Opportunity in a Sea of Misinformation.
The more misinformation and sensationalizing is out there, the bigger difference between what I know is true and what other people believe is true. In theory, if I “know” something that someone else believes is different, I have the opportunity to trade on that.
If I own a stock and I believe it has run its course and I want to sell, there is always someone else who is willing to buy. The process of price discovery (the stock market) is where my sale price and the buyer’s purchase price are met.
I came to the realization that the more misinformation there is about patents and IP protection in general, the better it is, at least from my self-serving standpoint.
All these years, I was “fighting the system” and trying to “educate” people about IP. Not only was it pointless, it was counter productive.
I Trade on Patent Value.
BlueIron’s sole business model is to identify valuable IP and loan against it. From a macro view, you can say that we trade on patent value. We identify valuable assets and we can loan against them, but we do not loan against the rest.
We look at countless patent portfolios and can be quick to find problems that make the patents worthless. However, the patent owners (and their investors) are making very large business decisions based on IP that I think are worthless, and it just breaks my heart.
I used to feel the need – the calling even – to give my point of view. Now I don’t say anything. I just pass on the opportunity.
I Didn’t Realize that Uncertainty is a Good Thing.
AON entered the IP-backed lending business with some very smart and sophisticated talent. AON had done over $1B of IP-backed loans by March 2023, and had additional commitments of $300M to go even further.
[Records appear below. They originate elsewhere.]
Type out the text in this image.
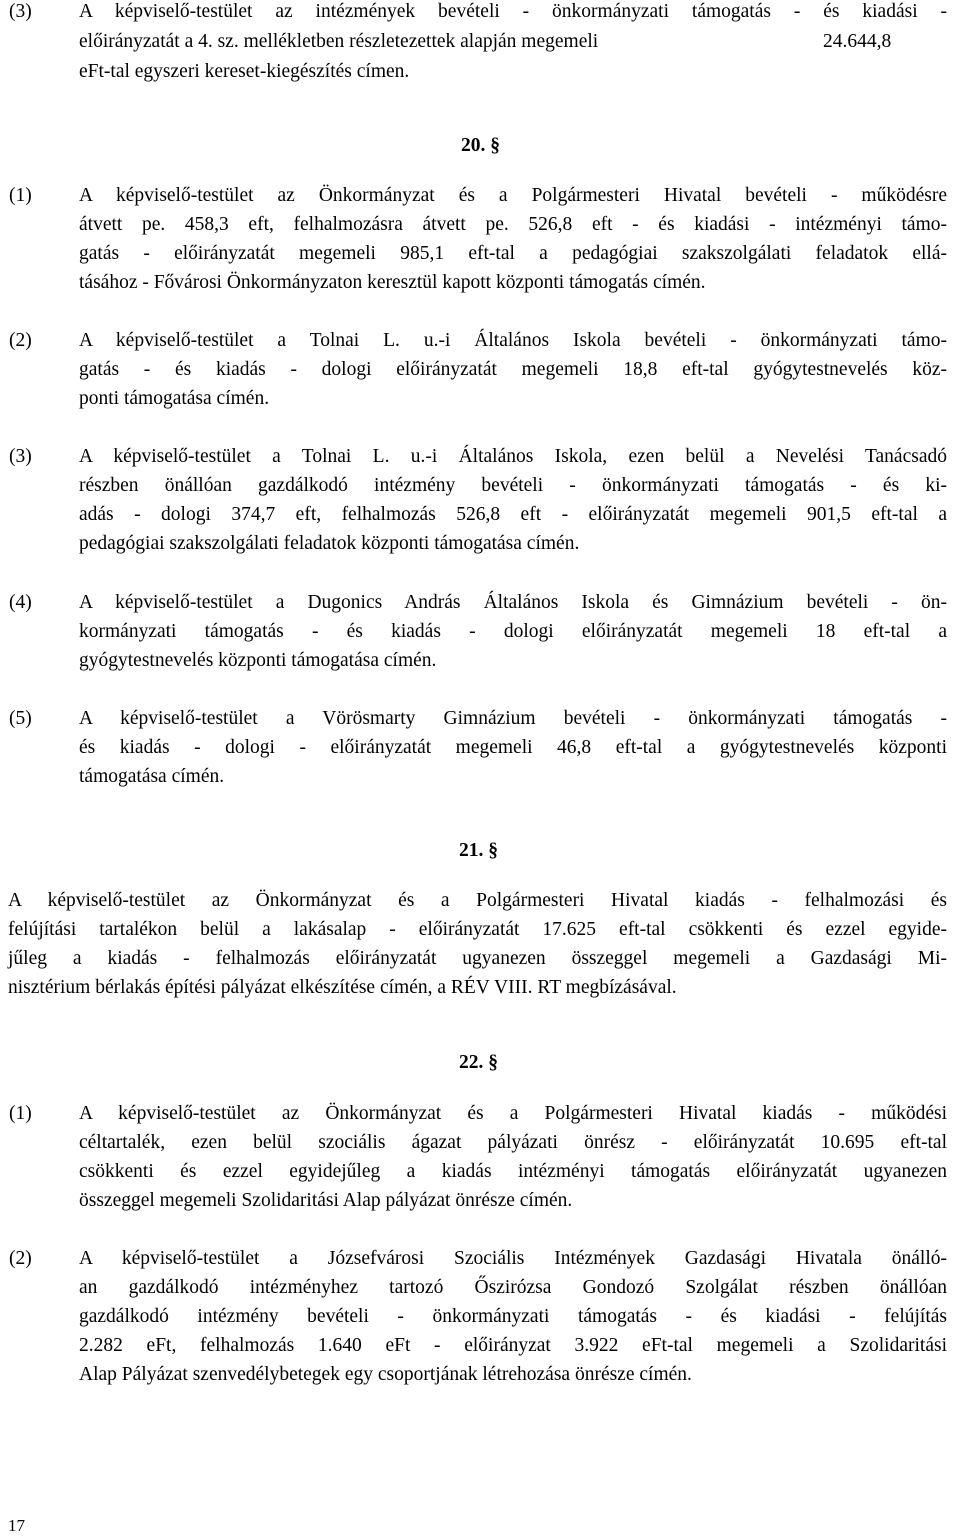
(3) A képviselő-testület az intézmények bevételi - önkormányzati támogatás - és kiadási -
előirányzatát a 4. sz. mellékletben részletezettek alapján megemeli	24.644,8
eFt-tal egyszeri kereset-kiegészítés címen.
20. §
(1) A képviselő-testület az Önkormányzat és a Polgármesteri Hivatal bevételi - működésre
átvett pe. 458,3 eft, felhalmozásra átvett pe. 526,8 eft - és kiadási - intézményi támo-
gatás - előirányzatát megemeli 985,1 eft-tal a pedagógiai szakszolgálati feladatok ellá-
tásához - Fővárosi Önkormányzaton keresztül kapott központi támogatás címén.
(2) A képviselő-testület a Tolnai L. u.-i Általános Iskola bevételi - önkormányzati támo-
gatás - és kiadás - dologi előirányzatát megemeli 18,8 eft-tal gyógytestnevelés köz-
ponti támogatása címén.
(3) A képviselő-testület a Tolnai L. u.-i Általános Iskola, ezen belül a Nevelési Tanácsadó
részben önállóan gazdálkodó intézmény bevételi - önkormányzati támogatás - és ki-
adás - dologi 374,7 eft, felhalmozás 526,8 eft - előirányzatát megemeli 901,5 eft-tal a
pedagógiai szakszolgálati feladatok központi támogatása címén.
(4) A képviselő-testület a Dugonics András Általános Iskola és Gimnázium bevételi - ön-
kormányzati támogatás - és kiadás - dologi előirányzatát megemeli 18 eft-tal a
gyógytestnevelés központi támogatása címén.
(5) A képviselő-testület a Vörösmarty Gimnázium bevételi - önkormányzati támogatás -
és kiadás - dologi - előirányzatát megemeli 46,8 eft-tal a gyógytestnevelés központi
támogatása címén.
21. §
A képviselő-testület az Önkormányzat és a Polgármesteri Hivatal kiadás - felhalmozási és
felújítási tartalékon belül a lakásalap - előirányzatát 17.625 eft-tal csökkenti és ezzel egyide-
jűleg a kiadás - felhalmozás előirányzatát ugyanezen összeggel megemeli a Gazdasági Mi-
nisztérium bérlakás építési pályázat elkészítése címén, a RÉV VIII. RT megbízásával.
22. §
(1) A képviselő-testület az Önkormányzat és a Polgármesteri Hivatal kiadás - működési
céltartalék, ezen belül szociális ágazat pályázati önrész - előirányzatát 10.695 eft-tal
csökkenti és ezzel egyidejűleg a kiadás intézményi támogatás előirányzatát ugyanezen
összeggel megemeli Szolidaritási Alap pályázat önrésze címén.
(2) A képviselő-testület a Józsefvárosi Szociális Intézmények Gazdasági Hivatala önálló-
an gazdálkodó intézményhez tartozó Őszirózsa Gondozó Szolgálat részben önállóan
gazdálkodó intézmény bevételi - önkormányzati támogatás - és kiadási - felújítás
2.282 eFt, felhalmozás 1.640 eFt - előirányzat 3.922 eFt-tal megemeli a Szolidaritási
Alap Pályázat szenvedélybetegek egy csoportjának létrehozása önrésze címén.
17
In less than 14 months, the entire 250 person team that did IP-backed lending AON was laid off.
I am friends with many of the AON people, and they had a great talent pool in the IP space. There was some shenanigans in the insurance market that caused the project to auger in, but there were plenty of lessons that were learned by the exercise.
Some of the other IP-backed lenders had worried that AON’s exit would poison the water for everyone else, and justifiably so. Certainly, people who have heard of AON’s troubles are more skeptical, and there are fewer people in the business than before.
However, that drives lenders out of the market due to the uncertainty. That means fewer lenders and more opportunities for us to find those excellent candidates. With fewer competitors in the space, there is more opportunity to prosper.
Unsophisticated Patent Owners Get What They Deserve.
It is easy to outsource patents to a patent attorney, who is always happy to take the money. But it is always the patent owner’s responsibility to manage the portfolio.
Most startup CEOs intuitively know that IP is supposed to be valuable, but they have few tools to manage it. Very few CEOs actually know how to build and manage an IP portfolio, or who know enough to get the right people to do it (hint: it is never the patent attorney who writes the patent).
But those who actually manage their IP well have an extraordinary asset. Those that did not do it well pay the consequences. More precisely, their investors pay the consequences. Sadly, there are countless stories about investors pushing a CEO to get patents, when neither the investor nor the CEO has any experience in the field. To make the gullible investor happy, the CEO obliges and spends several thousand of their precious dollars on the process.
I am having less and less sympathy for patent owners who cut corners on their IP portfolio, or for the investors who have a knee-jerk reaction that assumes a patent is a good thing for a company.
However, when I actually find a CEO with a sophisticated patent strategy, the stars align, and we can help them in ways that their competitors could never imagine.